Juntaron todas las frazadas y acolchados de las camas, se reunieron en el cuarto matrimonial, y mientras la madre abrazaba y cubría a sus tres hijos que no paraban de llorar aterrados, el padre revisaba el sistema de calefacción que se había apagado durante la madrugada. El capitán del ejército, que había experimentado el azote del viento blanco antártico dos años antes en otra base militar, supuso que una ráfaga había consumido la llama. La suposición le dio lugar a una certeza: hasta que el temporal no amainara, no habría forma de encenderla.

Las primeras luces de ese día otoñal de 1996 encontró a la familia abrazada. Poco habían dormido por los pinchazos del frío, y el único que no lloraba era el hombre de la casa que los consolaba. A través de las ventanas solo se veía el blanco de la nieve, cubriendo el único paisaje que los acompañó todo el año que duró la campaña antártica.  

Cuenta Natalia, que digitalizando cassettes de VHS durante los días de cuarentena por la pandemia del coronavirus, pudo ponerle otra vez imagen a esa noche. Su papá grabando con la cámara relata el momento, recorre las habitaciones, dice la temperatura como un locutor, los enfoca y les pide que saluden.

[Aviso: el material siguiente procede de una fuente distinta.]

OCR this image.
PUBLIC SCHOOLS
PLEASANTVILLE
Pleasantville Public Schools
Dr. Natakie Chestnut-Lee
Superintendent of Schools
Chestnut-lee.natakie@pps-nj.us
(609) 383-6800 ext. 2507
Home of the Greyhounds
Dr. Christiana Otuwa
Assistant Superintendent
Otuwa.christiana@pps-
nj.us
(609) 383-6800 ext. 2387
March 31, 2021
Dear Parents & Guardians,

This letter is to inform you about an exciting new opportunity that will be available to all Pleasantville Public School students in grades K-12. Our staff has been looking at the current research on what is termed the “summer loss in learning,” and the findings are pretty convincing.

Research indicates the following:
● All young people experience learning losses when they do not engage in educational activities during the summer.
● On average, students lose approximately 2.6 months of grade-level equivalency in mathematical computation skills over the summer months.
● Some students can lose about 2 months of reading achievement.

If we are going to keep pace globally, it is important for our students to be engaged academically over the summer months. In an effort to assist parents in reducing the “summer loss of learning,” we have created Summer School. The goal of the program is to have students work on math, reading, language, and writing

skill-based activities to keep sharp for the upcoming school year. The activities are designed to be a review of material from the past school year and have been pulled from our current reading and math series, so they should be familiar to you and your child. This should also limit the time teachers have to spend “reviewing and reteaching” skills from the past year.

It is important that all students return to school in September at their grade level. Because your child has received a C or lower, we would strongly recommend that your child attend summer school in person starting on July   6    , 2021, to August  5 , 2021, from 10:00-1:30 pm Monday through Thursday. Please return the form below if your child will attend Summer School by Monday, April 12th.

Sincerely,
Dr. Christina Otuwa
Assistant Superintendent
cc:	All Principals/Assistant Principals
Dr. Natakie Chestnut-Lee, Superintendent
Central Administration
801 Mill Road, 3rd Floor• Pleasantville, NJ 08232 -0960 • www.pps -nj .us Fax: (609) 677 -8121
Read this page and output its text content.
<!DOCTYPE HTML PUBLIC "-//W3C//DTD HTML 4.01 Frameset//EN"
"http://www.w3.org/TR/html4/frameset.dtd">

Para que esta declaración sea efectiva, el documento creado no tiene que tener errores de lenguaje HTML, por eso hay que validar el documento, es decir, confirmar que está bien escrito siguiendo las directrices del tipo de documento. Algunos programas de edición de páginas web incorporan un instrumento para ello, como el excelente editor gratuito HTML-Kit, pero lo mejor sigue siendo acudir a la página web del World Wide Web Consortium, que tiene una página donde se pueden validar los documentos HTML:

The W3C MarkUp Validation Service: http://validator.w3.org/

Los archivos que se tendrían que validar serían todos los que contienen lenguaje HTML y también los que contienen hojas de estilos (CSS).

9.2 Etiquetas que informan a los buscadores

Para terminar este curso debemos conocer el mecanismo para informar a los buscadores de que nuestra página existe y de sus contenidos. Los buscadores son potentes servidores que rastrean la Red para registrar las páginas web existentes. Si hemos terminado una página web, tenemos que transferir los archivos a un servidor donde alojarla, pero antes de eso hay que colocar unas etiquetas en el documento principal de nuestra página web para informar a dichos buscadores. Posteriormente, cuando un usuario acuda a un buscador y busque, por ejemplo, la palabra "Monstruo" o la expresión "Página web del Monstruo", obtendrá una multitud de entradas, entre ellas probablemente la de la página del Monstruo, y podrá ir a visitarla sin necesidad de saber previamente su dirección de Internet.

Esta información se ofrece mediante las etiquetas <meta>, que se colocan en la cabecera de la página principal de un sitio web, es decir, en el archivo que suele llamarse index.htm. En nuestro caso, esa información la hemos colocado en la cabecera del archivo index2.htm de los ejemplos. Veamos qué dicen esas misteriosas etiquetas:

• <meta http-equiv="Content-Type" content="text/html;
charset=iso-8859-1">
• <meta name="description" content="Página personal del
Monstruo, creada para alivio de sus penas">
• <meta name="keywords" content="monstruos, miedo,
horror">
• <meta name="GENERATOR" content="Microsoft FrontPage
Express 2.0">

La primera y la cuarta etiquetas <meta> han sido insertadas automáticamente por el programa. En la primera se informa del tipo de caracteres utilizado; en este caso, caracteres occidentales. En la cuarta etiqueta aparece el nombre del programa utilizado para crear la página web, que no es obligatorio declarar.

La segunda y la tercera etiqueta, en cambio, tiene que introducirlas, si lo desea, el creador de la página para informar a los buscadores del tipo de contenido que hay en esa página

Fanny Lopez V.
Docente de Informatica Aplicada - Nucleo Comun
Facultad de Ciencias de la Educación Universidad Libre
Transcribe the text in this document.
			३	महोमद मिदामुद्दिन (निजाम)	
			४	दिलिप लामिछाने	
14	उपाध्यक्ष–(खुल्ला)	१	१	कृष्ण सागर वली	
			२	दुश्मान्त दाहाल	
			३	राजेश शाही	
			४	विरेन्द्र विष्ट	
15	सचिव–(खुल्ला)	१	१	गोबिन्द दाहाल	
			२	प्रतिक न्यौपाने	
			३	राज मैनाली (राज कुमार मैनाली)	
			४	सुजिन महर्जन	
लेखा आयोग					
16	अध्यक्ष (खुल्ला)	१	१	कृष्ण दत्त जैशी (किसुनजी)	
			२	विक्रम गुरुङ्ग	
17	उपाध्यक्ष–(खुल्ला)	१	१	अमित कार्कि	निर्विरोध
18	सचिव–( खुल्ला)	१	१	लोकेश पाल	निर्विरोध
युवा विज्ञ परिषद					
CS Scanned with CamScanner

Aparecen los hermanitos dentro de las camas antes de buscar refugio en la cama grande de los padres, en la cama en la que los sueños feos desaparecen, en la que los miedos se hacen más chicos, en la que siempre la almohada es más cómoda y el olor de las sábanas te hace pensar que todo va a estar bien. Así lo sintió Naty.

Lamenta que no haya quedado registro del desayuno que preparó su mamá. Un chocolate caliente, el mas rico que tomó en su vida, mientras estaba cubierta con una campera y una frazada encima, sentada en el sillón.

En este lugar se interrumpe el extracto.